Biloxi Confidential
The Angola Connection
With the passage of time and trail getting colder, the chances of the Sherry murders being solved by conventional means were getting slimmer. Lynne Sposito kept up her dogged pursuit of her parents' killers, spending more and more time in Biloxi and less with her family in Raleigh, North Carolina.
Through Greg Broussard she had learned about the lonelyhearts scam being run by Nix through her father's law office. Though a direct connection between Nix and the murders was not yet contemplated, the Biloxi Police Department saw enough reason to send Broussard and two other investigators, Buddy Wills and Ric Kirk, on a 250-mile drive to Angola Penitentiary to interview Nix.
While, of course, denying involvement, Nix did offer some theories to the investigators as to how the crime may have been committed and how the killer or killers might have made their getaway. His description of the layout of the Sherry property and its immediate environs struck the investigators as odd. How could someone who had been in prison since 1971 and who had never been to the Sherrys' house have known so much about it?
But, like most of the other possible leads in the case to that point, this one went nowhere, also. Soon afterward Broussard left the Harrison County Sheriff's Office and his involvement in the Sherry murder investigation came to an end. Lynne continued pursuing the investigation on her own, receiving death threats in the process and arming herself against the likelihood of any of them being carried out.
Having failed to get the FBI involved in what was, up to that point, considered strictly a matter for local authorities, Lynne was uncertain what to do next. A friendly FBI agent in Jackson suggested that she hire a private detective and that's what she did. Her choice for the job was a former Mississippi Highway Patrol supervisor with a reputation for getting the job done — often by whatever means were at hand. His name was Rex Armistead.
Armistead's plan to pursue the investigation was a threefold one: absolve Eric or prove conclusively that he did it, then investigate — in order — possible connections between the murder and Halat and Blessey. Lynne knew that the police were still considering Eric a suspect and she was anxious to resolve that matter one way or the other, but she was surprised to learn that Armistead considered Halat a prime suspect. When she asked why, he replied, "You always check out whoever finds the body." He also suspected that something wasn't right about all the phone calls between Angola and the Halat & Sherry law office, and he explained that he had crossed paths with Nix before.

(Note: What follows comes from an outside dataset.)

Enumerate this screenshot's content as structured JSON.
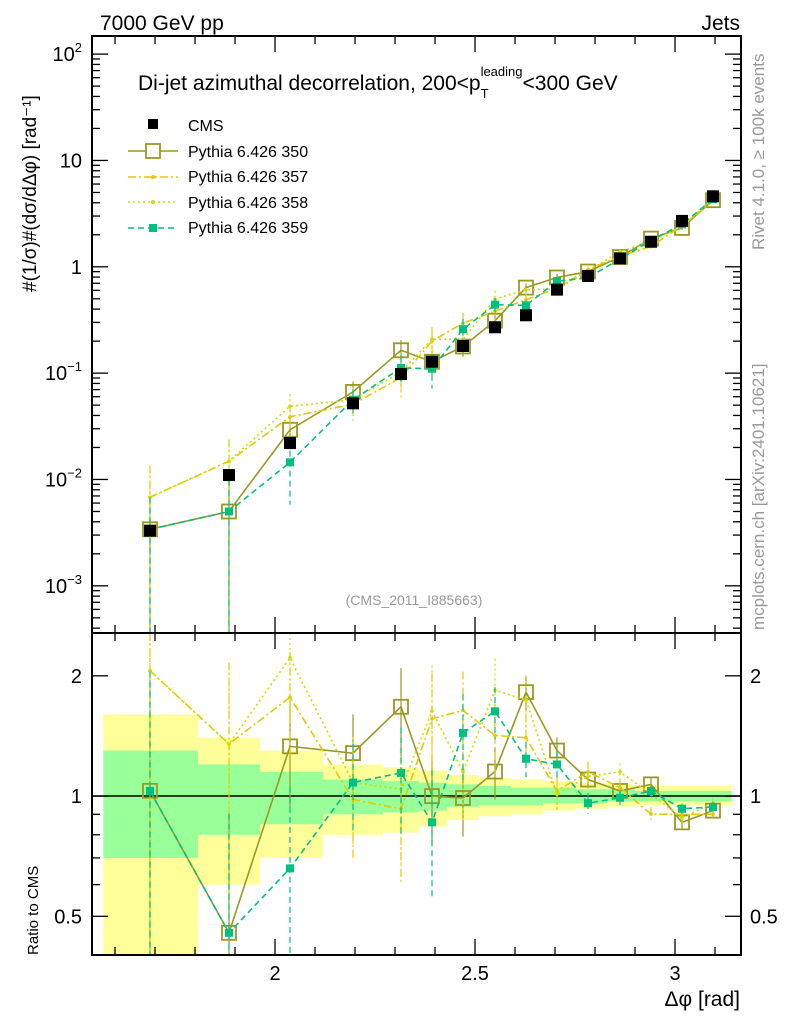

Through her own investigation, which she was trying to keep as low-profile as possible, Lynne learned from a law office secretary who was keeping the books that Nix was making as much as $28,000 a year in just one account that the Halat & Sherry firm was managing for him. Amazed that an imprisoned, convicted murderer could be making as much while incarcerated as many people earn in the outside world, Lynne broached the subject with Halat. She was told, in so many words, that Nix was a client and friend of his, as was Mike Gillich. In her interpretation, this was a veiled warning: Halat appeared to be telling Lynne to back off.
Armistead seemed to have the same suspicions of Halat, and for good reason. Halat was a longtime friend of Gillich. Despite a significant age difference, the two of them were of Slavic descent and were both raised in poverty in Point Cadet. Like most mid-sized Southern cities, Biloxi was essentially a small town, and its ethnic urban neighborhoods were even smaller and more tightly knit. It wasn't surprising that the Gillich and Halat families knew each other. In later years, when Halat served as a judge in Biloxi, he helped thwart efforts to convict Gillich on various charges, and even had Gillich's police record expunged. But, more importantly, Gillich was the link between Halat and Nix, and Halat was the link between Nix and Sherry. Armistead, with prior dealings with both Nix and Gillich, saw something very disquieting in this scenario.
Even more seemingly amiss was why a convicted murderer serving a life sentence would need a house and car, yet Nix — thanks in large part to Gillich and Halat — had both, a house with a mortgage in the tony Gulf resort of Ocean Springs, Miss. — just across the bay from Biloxi — and a brand new Mercedes. Though he would ostensibly never live in the house or drive the car, Nix harbored dreams of doing both. He was determined to buy his way out of prison and enjoy, in person, the luxuries which the money from his clandestine enterprises could obtain.
With his first wife, Sandra Rutherford Nix dead from an auto accident, and his second marriage to Kellye Dawn Newman — conducted over the phone from prison, with Pete Halat officiating — on the rocks, Nix orchestrated his next move with a complicit woman. He arranged to have Sheri LaRa Sharpe ensconced in the Halat & Sherry law office. Though not put on salary or given an official title, LaRa managed to live quite comfortably on money Nix provided her. And, by working in the office, she could pass herself off as a paralegal, even though she lacked official certification. Apparently it was enough to get around regulations at Angola.
With attorney-client confidentiality a recognized principle of the American justice system, papers brought in and out of prisons by lawyers and their staffs are not normally subject to search and seizure policies. Under this cover, LaRa was able to smuggle papers to and from Nix in and out of Angola that were key to keeping his lucrative scams going, and this collusion appeared to be known to the firm's two namesake partners.